La France est aujourd’hui le pays d’Europe qui dépense le plus. Le résultat, c’est que, malgré des taux d’intérêt quasiment nuls, la baisse de l’euro d’environ 15 % et la division par deux du prix du pétrole, elle est pratiquement le seul grand pays de la zone euro qui ait aujourd’hui un déficit commercial. Les entreprises françaises ne peuvent pas être compétitives parce qu’elles paient sous forme d’impôts et de cotisations sociales quatre ou cinq points de PIB de plus que leurs concurrentes allemandes. Cela me paraît en outre assez léger de la part du gouvernement d’expliquer qu’il cherche cinq milliards d’économies, de le découvrir en cours d’année, et de se refuser à présenter une loi de finances rectificative pour que les mesures nécessaires, que ce soit sous forme de cadeaux fiscaux ou de restrictions budgétaires, soient prises tout de suite.
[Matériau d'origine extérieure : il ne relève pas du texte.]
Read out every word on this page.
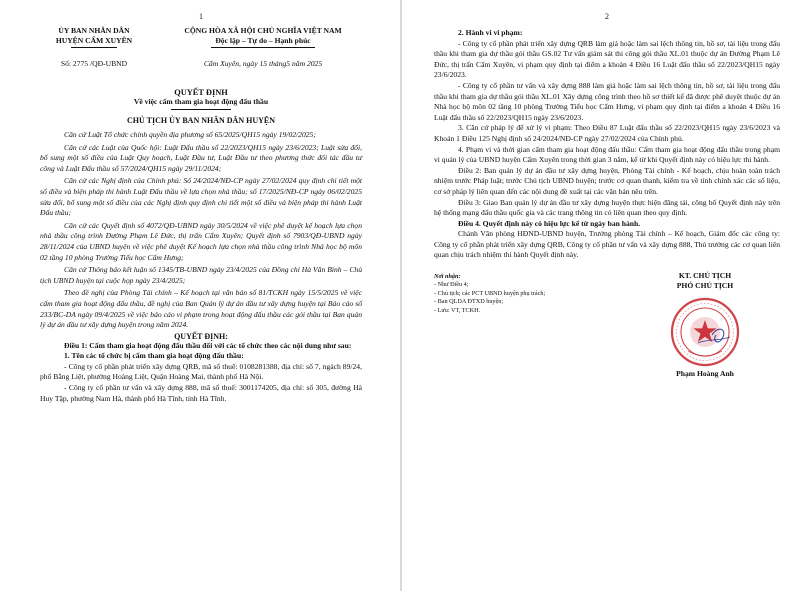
1
ỦY BAN NHÂN DÂN
HUYỆN CẨM XUYÊN
Số: 2775 /QĐ-UBND
CỘNG HÒA XÃ HỘI CHỦ NGHĨA VIỆT NAM
Độc lập – Tự do – Hạnh phúc
Cẩm Xuyên, ngày 15 tháng5 năm 2025
QUYẾT ĐỊNH
Về việc cấm tham gia hoạt động đấu thầu
CHỦ TỊCH ỦY BAN NHÂN DÂN HUYỆN

Căn cứ Luật Tổ chức chính quyền địa phương số 65/2025/QH15 ngày 19/02/2025;

Căn cứ các Luật của Quốc hội: Luật Đấu thầu số 22/2023/QH15 ngày 23/6/2023; Luật sửa đổi, bổ sung một số điều của Luật Quy hoạch, Luật Đầu tư, Luật Đầu tư theo phương thức đối tác đầu tư công và Luật Đấu thầu số 57/2024/QH15 ngày 29/11/2024;

Căn cứ các Nghị định của Chính phủ: Số 24/2024/NĐ-CP ngày 27/02/2024 quy định chi tiết một số điều và biện pháp thi hành Luật Đấu thầu về lựa chọn nhà thầu; số 17/2025/NĐ-CP ngày 06/02/2025 sửa đổi, bổ sung một số điều của các Nghị định quy định chi tiết một số điều và biện pháp thi hành Luật Đấu thầu;

Căn cứ các Quyết định số 4072/QĐ-UBND ngày 30/5/2024 về việc phê duyệt kế hoạch lựa chọn nhà thầu công trình Đường Phạm Lê Đức, thị trấn Cẩm Xuyên; Quyết định số 7903/QĐ-UBND ngày 28/11/2024 của UBND huyện về việc phê duyệt Kế hoạch lựa chọn nhà thầu công trình Nhà học bộ môn 02 tầng 10 phòng Trường Tiểu học Cẩm Hưng;

Căn cứ Thông báo kết luận số 1345/TB-UBND ngày 23/4/2025 của Đồng chí Hà Văn Bình – Chủ tịch UBND huyện tại cuộc họp ngày 23/4/2025;

Theo đề nghị của Phòng Tài chính – Kế hoạch tại văn bản số 81/TCKH ngày 15/5/2025 về việc cấm tham gia hoạt động đấu thầu, đề nghị của Ban Quản lý dự án đầu tư xây dựng huyện tại Báo cáo số 233/BC-DA ngày 09/4/2025 về việc báo cáo vi phạm trong hoạt động đấu thầu các gói thầu tại Ban quản lý dự án đầu tư xây dựng huyện trong năm 2024.

QUYẾT ĐỊNH:

Điều 1: Cấm tham gia hoạt động đấu thầu đối với các tổ chức theo các nội dung như sau:

1. Tên các tổ chức bị cấm tham gia hoạt động đấu thầu:

- Công ty cổ phần phát triển xây dựng QRB, mã số thuế: 0108281388, địa chỉ: số 7, ngách 89/24, phố Bằng Liệt, phường Hoàng Liệt, Quận Hoàng Mai, thành phố Hà Nội.

- Công ty cổ phần tư vấn và xây dựng 888, mã số thuế: 3001174205, địa chỉ: số 305, đường Hà Huy Tập, phường Nam Hà, thành phố Hà Tĩnh, tỉnh Hà Tĩnh.

2

2. Hành vi vi phạm:

- Công ty cổ phần phát triển xây dựng QRB làm giả hoặc làm sai lệch thông tin, hồ sơ, tài liệu trong đấu thầu khi tham gia dự thầu gói thầu GS.02 Tư vấn giám sát thi công gói thầu XL.01 thuộc dự án Đường Phạm Lê Đức, thị trấn Cẩm Xuyên, vi phạm quy định tại điểm a khoản 4 Điều 16 Luật đấu thầu số 22/2023/QH15 ngày 23/6/2023.

- Công ty cổ phần tư vấn và xây dựng 888 làm giả hoặc làm sai lệch thông tin, hồ sơ, tài liệu trong đấu thầu khi tham gia dự thầu gói thầu XL.01 Xây dựng công trình theo hồ sơ thiết kế đã được phê duyệt thuộc dự án Nhà học bộ môn 02 tầng 10 phòng Trường Tiểu học Cẩm Hưng, vi phạm quy định tại điểm a khoản 4 Điều 16 Luật đấu thầu số 22/2023/QH15 ngày 23/6/2023.

3. Căn cứ pháp lý để xử lý vi phạm: Theo Điều 87 Luật đấu thầu số 22/2023/QH15 ngày 23/6/2023 và Khoản 1 Điều 125 Nghị định số 24/2024/NĐ-CP ngày 27/02/2024 của Chính phủ.

4. Phạm vi và thời gian cấm tham gia hoạt động đấu thầu: Cấm tham gia hoạt động đấu thầu trong phạm vi quản lý của UBND huyện Cẩm Xuyên trong thời gian 3 năm, kể từ khi Quyết định này có hiệu lực thi hành.

Điều 2: Ban quản lý dự án đầu tư xây dựng huyện, Phòng Tài chính - Kế hoạch, chịu hoàn toàn trách nhiệm trước Pháp luật; trước Chủ tịch UBND huyện; trước cơ quan thanh, kiểm tra về tính chính xác các số liệu, cơ sở pháp lý liên quan đến các nội dung đề xuất tại các văn bản nêu trên.

Điều 3: Giao Ban quản lý dự án đầu tư xây dựng huyện thực hiện đăng tải, công bố Quyết định này trên hệ thống mạng đấu thầu quốc gia và các trang thông tin có liên quan theo quy định.

Điều 4. Quyết định này có hiệu lực kể từ ngày ban hành.

Chánh Văn phòng HĐND-UBND huyện, Trưởng phòng Tài chính – Kế hoạch, Giám đốc các công ty: Công ty cổ phần phát triển xây dựng QRB, Công ty cổ phần tư vấn và xây dựng 888, Thủ trưởng các cơ quan liên quan chịu trách nhiệm thi hành Quyết định này.

Nơi nhận:
- Như Điều 4;
- Chủ tịch; các PCT UBND huyện phụ trách;
- Ban QLDA ĐTXD huyện;
- Lưu: VT, TCKH.
KT. CHỦ TỊCH
PHÓ CHỦ TỊCH
Phạm Hoàng Anh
La vérité, c’est que si Emmanuel Macron veut réussir et être réélu dans cinq ans, il faut qu’il soit très impopulaire à la fin de l’année ; cela voudra dire qu’il aura fait des réformes, et des réformes qui font mal

Quelles sont selon vous les décisions à prendre en priorité ?
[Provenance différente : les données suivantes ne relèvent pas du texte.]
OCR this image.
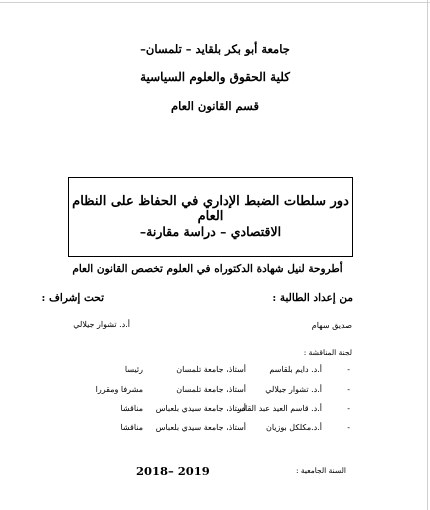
جامعة أبو بكر بلقايد – تلمسان–
كلية الحقوق والعلوم السياسية
قسم القانون العام
دور سلطات الضبط الإداري في الحفاظ على النظام العام
الاقتصادي – دراسة مقارنة–
أطروحة لنيل شهادة الدكتوراه في العلوم تخصص القانون العام
من إعداد الطالبة :
تحت إشراف :
صديق سهام
أ.د. تشوار جيلالي
لجنة المناقشة :
-
أ.د. دايم بلقاسم
أستاذ، جامعة تلمسان
رئيسا
-
أ.د. تشوار جيلالي
أستاذ، جامعة تلمسان
مشرفا ومقررا
-
أ.د. قاسم العيد عبد القادر
أستاذ، جامعة سيدي بلعباس
مناقشا
-
أ.د.مكلكل بوزيان
أستاذ، جامعة سيدي بلعباس
مناقشا
السنة الجامعية :
2018– 2019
Nous avons besoin, au plus vite, de vraies économies budgétaires. La France est le seul pays dans lequel on ne calcule pas les « économies » par rapport à un niveau de dépenses, mais par rapport à l’évaluation de ce que serait l’augmentation spontanée de la dépense si on ne prenait pas des mesures d’économie ! La baisse des dépenses est la mère des réformes. C’est la plus impopulaire, c’est celle qu’il faut faire de la manière la plus urgente. Aucun gouvernement ne s’y est vraiment attaqué durablement. La France a quinze millions d’habitants de moins que l’Allemagne mais un million de fonctionnaires de plus qu’elle. Or on ne peut pas dire que l’Allemagne soit sous-administrée, qu’il n’y ait pas de médecins dans les hôpitaux, qu’il n’y ait pas d’instituteurs dans les écoles.

Le gouvernement promet de respecter ses engagements européens. Que se passera-t-il si le déficit public n’est pas sous les 3 % du PIB en 2017 et en 2018 ?
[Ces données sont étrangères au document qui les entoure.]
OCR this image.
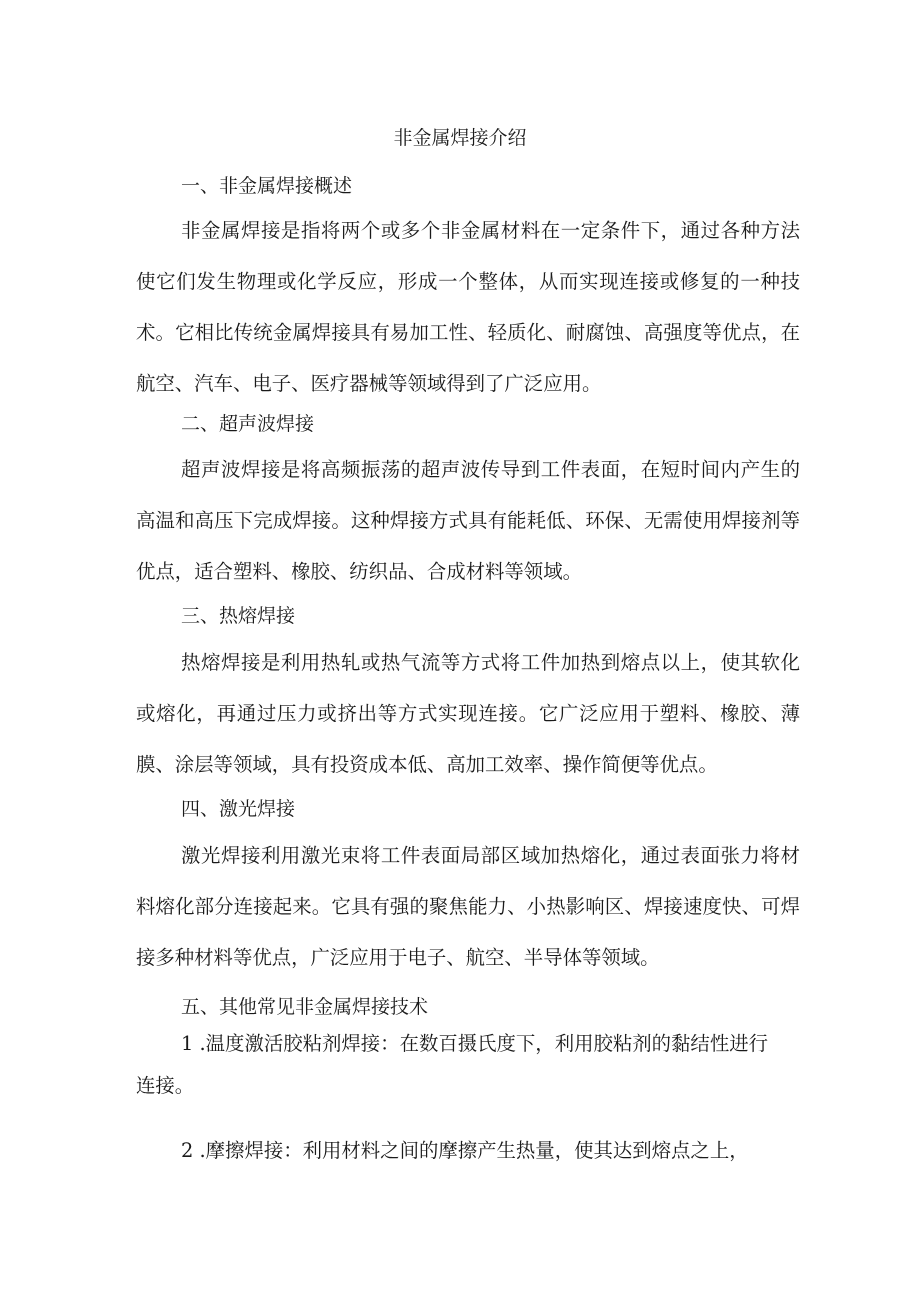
非金属焊接介绍
一、非金属焊接概述
非金属焊接是指将两个或多个非金属材料在一定条件下，通过各种方法使它们发生物理或化学反应，形成一个整体，从而实现连接或修复的一种技术。它相比传统金属焊接具有易加工性、轻质化、耐腐蚀、高强度等优点，在航空、汽车、电子、医疗器械等领域得到了广泛应用。
二、超声波焊接
超声波焊接是将高频振荡的超声波传导到工件表面，在短时间内产生的高温和高压下完成焊接。这种焊接方式具有能耗低、环保、无需使用焊接剂等优点，适合塑料、橡胶、纺织品、合成材料等领域。
三、热熔焊接
热熔焊接是利用热轧或热气流等方式将工件加热到熔点以上，使其软化或熔化，再通过压力或挤出等方式实现连接。它广泛应用于塑料、橡胶、薄膜、涂层等领域，具有投资成本低、高加工效率、操作简便等优点。
四、激光焊接
激光焊接利用激光束将工件表面局部区域加热熔化，通过表面张力将材料熔化部分连接起来。它具有强的聚焦能力、小热影响区、焊接速度快、可焊接多种材料等优点，广泛应用于电子、航空、半导体等领域。
五、其他常见非金属焊接技术
1 .温度激活胶粘剂焊接：在数百摄氏度下，利用胶粘剂的黏结性进行连接。
2 .摩擦焊接：利用材料之间的摩擦产生热量，使其达到熔点之上，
Ce sera d’abord un problème vis-à-vis de la génération qui suit, car continuer à s’endetter et à plomber nos entreprises est une chose que nous ne pouvons plus nous permettre : le gouvernement en est tout à fait d’accord, mais il doit en tirer les conséquences. Nous avons perdu vingt ans, nous ne pouvons pas nous permettre de perdre cinq ans de plus. De plus, si le déficit reste au-dessus de 3 %, la France perdra auprès de ses partenaires la crédibilité qu’Emmanuel Macron a su lui faire regagner en quelques semaines par l’intelligence et l’efficacité dont il a fait preuve dans sa campagne électorale, ainsi que par son intelligence des problèmes mondiaux et européens. Une fois que vous êtes aux affaires, on vous juge sur vos actes. Et il ne faudrait pas que la présidence Macron tourne comme la présidence Obama, avec un Président qui serait respecté dans le monde entier mais qui ne parviendrait pas à faire faire à son pays les « réformes » nécessaires et laisse alors la place aux pires des populistes.

Mais remettre à plus tard ses promesses, c’est aussi courir un risque…

L’important n’est pas la popularité du Président Macron à l’automne 2017, c’est le résultat de l’économie française dans cinq ans. C’est cela qui doit guider son action. Les promesses qu’on ne peut pas honorer tout de suite, on les honore trois, quatre ans plus tard. La vérité, c’est que si Emmanuel Macron veut réussir et être réélu dans cinq ans, il faut qu’il soit très impopulaire à la fin de l’année ; cela voudra dire qu’il aura fait des réformes, et des réformes qui font mal. L’expérience a montré qu’il faut prendre tout de suite les mesures impopulaires, sinon, vous ne les prenez jamais. La lune de miel doit être mise à profit pour faire avaler les potions amères et non pour distribuer des sucreries.